Bacharel de Direito, estudante de Teologia, pós graduanda de Direito, escritora, empresária e blogueira. Quase mulher, quase gente, quase anjo, quase santa. Apaixonada por nuvens e mar. Nem muito doce e nem tanto amarga. Feita de carne, osso, pele, cor e poema.

11 de outubro de 2015

Infância


Aos sete anos a alta tecnologia que se valia na minha vida era de uma ladeira íngreme, um par de patins com rodas de gel ou com o carrinho de rolimã do amigo.

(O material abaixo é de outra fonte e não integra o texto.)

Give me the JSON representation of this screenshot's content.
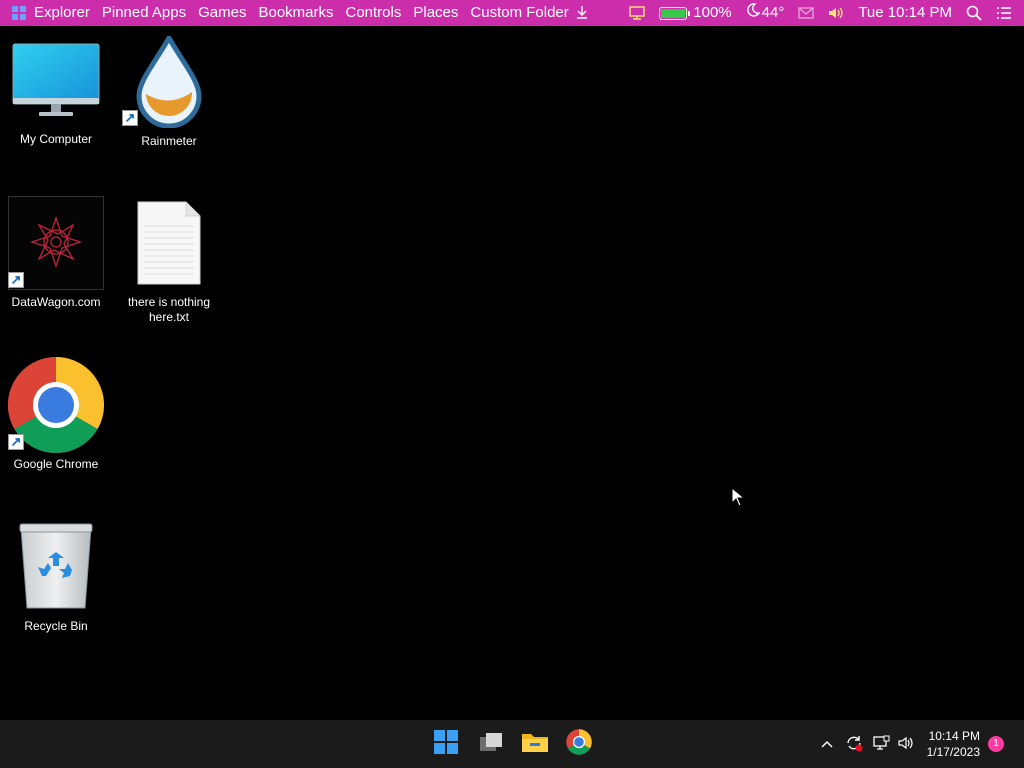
{
  "menubar": {
    "items": [
      "Explorer",
      "Pinned Apps",
      "Games",
      "Bookmarks",
      "Controls",
      "Places",
      "Custom Folder"
    ],
    "battery": "100%",
    "battery_level": 1.0,
    "weather": "44°",
    "datetime": "Tue 10:14 PM",
    "colors": {
      "bar": "#cc2eab",
      "battery_fill": "#35c84a"
    }
  },
  "desktop": {
    "icons": [
      {
        "label": "My Computer",
        "icon": "monitor-icon"
      },
      {
        "label": "Rainmeter",
        "icon": "rainmeter-drop-icon"
      },
      {
        "label": "DataWagon.com",
        "icon": "datawagon-logo-icon"
      },
      {
        "label": "there is nothing here.txt",
        "icon": "text-file-icon"
      },
      {
        "label": "Google Chrome",
        "icon": "chrome-icon"
      },
      {
        "label": "Recycle Bin",
        "icon": "recycle-bin-icon"
      }
    ]
  },
  "taskbar": {
    "apps": [
      "start-icon",
      "task-view-icon",
      "file-explorer-icon",
      "chrome-icon"
    ],
    "time": "10:14 PM",
    "date": "1/17/2023",
    "notification_count": "1"
  }
}
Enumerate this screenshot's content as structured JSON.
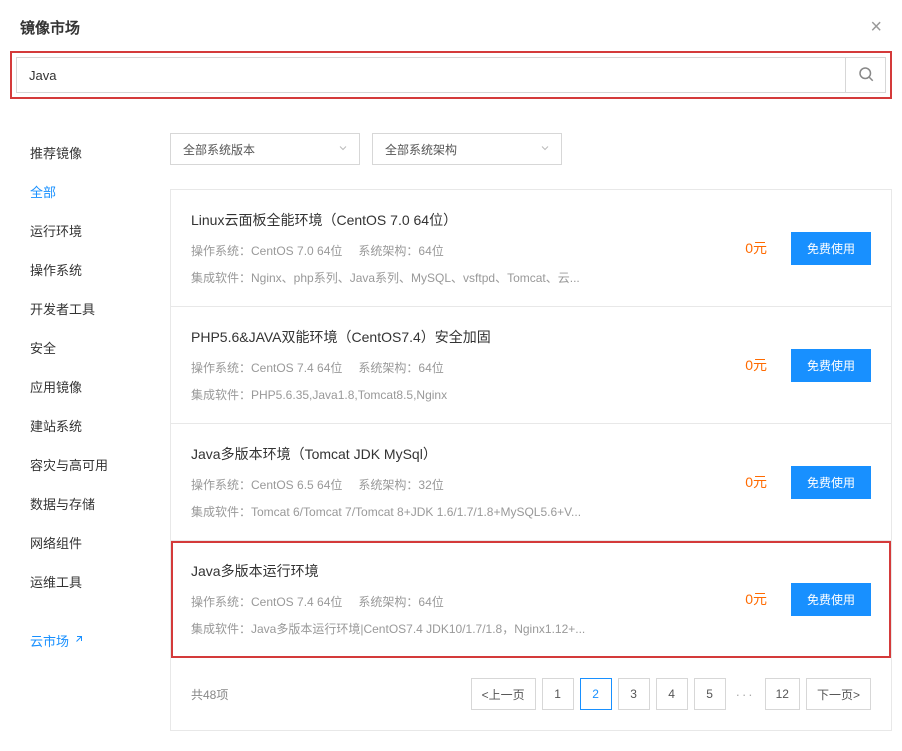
{
  "header": {
    "title": "镜像市场"
  },
  "search": {
    "value": "Java"
  },
  "sidebar": {
    "items": [
      {
        "label": "推荐镜像",
        "active": false
      },
      {
        "label": "全部",
        "active": true
      },
      {
        "label": "运行环境",
        "active": false
      },
      {
        "label": "操作系统",
        "active": false
      },
      {
        "label": "开发者工具",
        "active": false
      },
      {
        "label": "安全",
        "active": false
      },
      {
        "label": "应用镜像",
        "active": false
      },
      {
        "label": "建站系统",
        "active": false
      },
      {
        "label": "容灾与高可用",
        "active": false
      },
      {
        "label": "数据与存储",
        "active": false
      },
      {
        "label": "网络组件",
        "active": false
      },
      {
        "label": "运维工具",
        "active": false
      }
    ],
    "cloud_market": "云市场"
  },
  "filters": {
    "os_version": "全部系统版本",
    "arch": "全部系统架构"
  },
  "labels": {
    "os": "操作系统：",
    "arch": "系统架构：",
    "software": "集成软件：",
    "use_btn": "免费使用"
  },
  "items": [
    {
      "title": "Linux云面板全能环境（CentOS 7.0 64位）",
      "os": "CentOS 7.0 64位",
      "arch": "64位",
      "software": "Nginx、php系列、Java系列、MySQL、vsftpd、Tomcat、云...",
      "price": "0元",
      "highlighted": false
    },
    {
      "title": "PHP5.6&JAVA双能环境（CentOS7.4）安全加固",
      "os": "CentOS 7.4 64位",
      "arch": "64位",
      "software": "PHP5.6.35,Java1.8,Tomcat8.5,Nginx",
      "price": "0元",
      "highlighted": false
    },
    {
      "title": "Java多版本环境（Tomcat JDK MySql）",
      "os": "CentOS 6.5 64位",
      "arch": "32位",
      "software": "Tomcat 6/Tomcat 7/Tomcat 8+JDK 1.6/1.7/1.8+MySQL5.6+V...",
      "price": "0元",
      "highlighted": false
    },
    {
      "title": "Java多版本运行环境",
      "os": "CentOS 7.4 64位",
      "arch": "64位",
      "software": "Java多版本运行环境|CentOS7.4 JDK10/1.7/1.8，Nginx1.12+...",
      "price": "0元",
      "highlighted": true
    }
  ],
  "pagination": {
    "total_text": "共48项",
    "prev": "<上一页",
    "next": "下一页>",
    "pages": [
      "1",
      "2",
      "3",
      "4",
      "5"
    ],
    "ellipsis": "···",
    "last": "12",
    "active": "2"
  }
}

Bicicletas para os passeios mais longos, que não passavam de um bairro a outro.

Fazíamos competição de gude, pião e baleado. Trocávamos figurinhas para que todos os álbuns ficassem completos. Não existia cansaço para brincar de pega-pega, esconde-esconde, ou para sacanear algum vizinho chato.

Quando eu era criança a maioria das famílias eram amigas, partilhavam desde mantimentos até os sonhos na porta de casa, recebendo a brisa como estímulo para continuar a se juntarem. Mas quase sempre existiam desentendimentos, na sua maioria por motivos insignificantes. Surpreendentemente, voltavam a se falar em menos de um mês, e o melhor sem mandar matar ninguém.

Aprendemos na rua entre um jogo de bandeirinha e outro, que os ‘mais velhos’, assim como as mulheres mereciam respeito. O jogo era suspenso até que eles passassem. E caso, algum engraçadinho fizesse chacota, começaria a ser isolado. O motivo era óbvio: ninguém queria andar com gente desse tipo para não apanhar em casa.

Xingamentos eram proibidos, soltar um “filho da puta” era caso de briga entre famílias, mãe era sagrada a ponto de ninguém poder afrontar. Respeito acima de tudo, ou uma bela surra com escova de engraxar sapatos para aprender. 

Aos 12 ainda brincava de boneca e de casinha. Ninguém queria saber de beijo escondido, ou de namoro no portão. Sexo era tabu, drogas e álcool eram coisas do inimigo, não consumimos na infância, não havia motivos, a felicidade era nossa aliada, e quando a tristeza sinalizava presença os motivos eram evidentes: punições ou castigos severos.

Era traquina, levei inúmeras surras, chineladas e corretivos, não fui uma criança fácil, gostava de brincar quando não podia, de fingir ter feito às tarefas da escola, e de soltar bombas na sala de casa dos vizinhos. Comia Leite Ninho escondida, entrava pelas janelas alheias, e me divertia sem maldades. E quando escutava o nome completo soando pelas ruas, eu sabia, tinha cheiro de surra no ar.


Não tínhamos dinheiro, mas a vida era de luxo. E acredito que a minha geração provavelmente tenha sida a última verdadeiramente livre e feliz. Ando topando com crianças que despejam violência e depressão sem motivo, são infelizes tendo tudo, mas absurdamente privadas de liberdade, sem saber o que o nada se resumia a um areial com papelão e um sorriso de orelha a orelha.


Juliana Soledade

Crônica produzida para o Jornal A Região, do dia 10 de Outubro de 2015.